The Supreme Court has delivered health minister Anbumani Ramadoss a rap on the knuckles for trying to push through an amendment to the AIIMS Act, a piece of legislation aimed at forcibly removing AIIMS director P. Venugopal. Venugopal claimed that the amendment’s age-bar was specifically inserted to victimise and oust him. The government, however, claimed that “malice could not be attributed to Parliament”, as it was merely trying to clarify the murky business of appointing directors by making a formal statute to govern selection. Venugopal’s court victory is the latest instalment in the bitter wrangle for power over AIIMS.
Institutional autonomy is a fine ideal, and increasingly elusive in India as ministries interfere with the running of our most significant academic institutions. Perhaps some friction is only to be expected when the institution depends on Government grants and is also politically useful. But this AIIMS episode has abandoned all pretences of principle, becoming a purely personal clash. Of course, AIIMS is natural turf for political shenanigans — it has treated
India’s most powerful politicians for decades, and its directors have been closely connected with those in power — and institutional autonomy cannot be construed as unquestioned autonomy of the institution’s head. But, instructively, the government, despite its dark mutterings about Venugopal’s administrative heavy-handedness, only cited his criticism of the government during the anti-reservations strike in its legal plea. Whether or not the Supreme Court’s intervention results in Venugopal’s reinstatement, the health ministry’s coercive tactics have fallen flat.

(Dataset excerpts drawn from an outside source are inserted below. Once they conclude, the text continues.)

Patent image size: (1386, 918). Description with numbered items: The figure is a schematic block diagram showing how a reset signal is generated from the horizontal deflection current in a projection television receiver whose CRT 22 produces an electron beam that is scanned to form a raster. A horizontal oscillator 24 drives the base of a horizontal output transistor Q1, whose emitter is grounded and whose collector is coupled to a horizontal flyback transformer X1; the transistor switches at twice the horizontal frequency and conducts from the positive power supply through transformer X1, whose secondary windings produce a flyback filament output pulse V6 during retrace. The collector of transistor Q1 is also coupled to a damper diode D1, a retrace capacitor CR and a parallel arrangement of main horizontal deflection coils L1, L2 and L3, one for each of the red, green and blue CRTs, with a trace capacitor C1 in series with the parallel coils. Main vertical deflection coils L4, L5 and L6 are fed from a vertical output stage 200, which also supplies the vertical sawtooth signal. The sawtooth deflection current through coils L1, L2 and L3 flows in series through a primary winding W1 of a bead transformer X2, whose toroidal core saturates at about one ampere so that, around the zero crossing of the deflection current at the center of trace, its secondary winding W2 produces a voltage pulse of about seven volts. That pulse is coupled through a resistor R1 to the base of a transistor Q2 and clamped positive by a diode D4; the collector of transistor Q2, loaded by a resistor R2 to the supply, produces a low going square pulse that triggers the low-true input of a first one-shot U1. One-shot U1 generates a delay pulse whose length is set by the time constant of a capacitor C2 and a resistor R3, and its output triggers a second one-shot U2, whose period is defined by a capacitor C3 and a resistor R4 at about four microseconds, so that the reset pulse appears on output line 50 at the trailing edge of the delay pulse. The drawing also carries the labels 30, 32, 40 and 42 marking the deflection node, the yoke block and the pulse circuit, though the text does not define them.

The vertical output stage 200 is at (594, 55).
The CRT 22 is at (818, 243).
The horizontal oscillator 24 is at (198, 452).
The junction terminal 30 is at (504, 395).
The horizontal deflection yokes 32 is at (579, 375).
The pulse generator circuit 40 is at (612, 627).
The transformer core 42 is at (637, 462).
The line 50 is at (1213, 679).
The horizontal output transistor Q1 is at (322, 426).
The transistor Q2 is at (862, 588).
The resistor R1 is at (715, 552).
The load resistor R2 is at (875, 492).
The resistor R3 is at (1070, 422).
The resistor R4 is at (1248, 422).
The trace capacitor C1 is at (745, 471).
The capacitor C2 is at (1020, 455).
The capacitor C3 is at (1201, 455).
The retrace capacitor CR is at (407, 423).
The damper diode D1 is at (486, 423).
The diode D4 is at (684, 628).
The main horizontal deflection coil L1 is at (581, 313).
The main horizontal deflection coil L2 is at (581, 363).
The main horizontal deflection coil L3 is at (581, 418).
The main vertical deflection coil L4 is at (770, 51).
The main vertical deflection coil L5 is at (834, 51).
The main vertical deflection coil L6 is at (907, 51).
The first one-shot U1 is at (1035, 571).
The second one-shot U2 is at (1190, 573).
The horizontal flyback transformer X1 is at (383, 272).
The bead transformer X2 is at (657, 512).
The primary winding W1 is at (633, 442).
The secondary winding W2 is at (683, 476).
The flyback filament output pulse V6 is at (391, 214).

Either way, instead of vainly trying to show Venugopal who’s boss, Ramadoss should just enlarge his imagination. For instance, the six new AIIMS-like institutions planned by the NDA are still at the proposal stage, and the paucity of professionals and health infrastructure is reaching crisis proportions. Ultimately, all that this unlovely spectacle reveals is how, in a country with enormous public health needs, the ministry in charge chooses to fight imaginary monsters.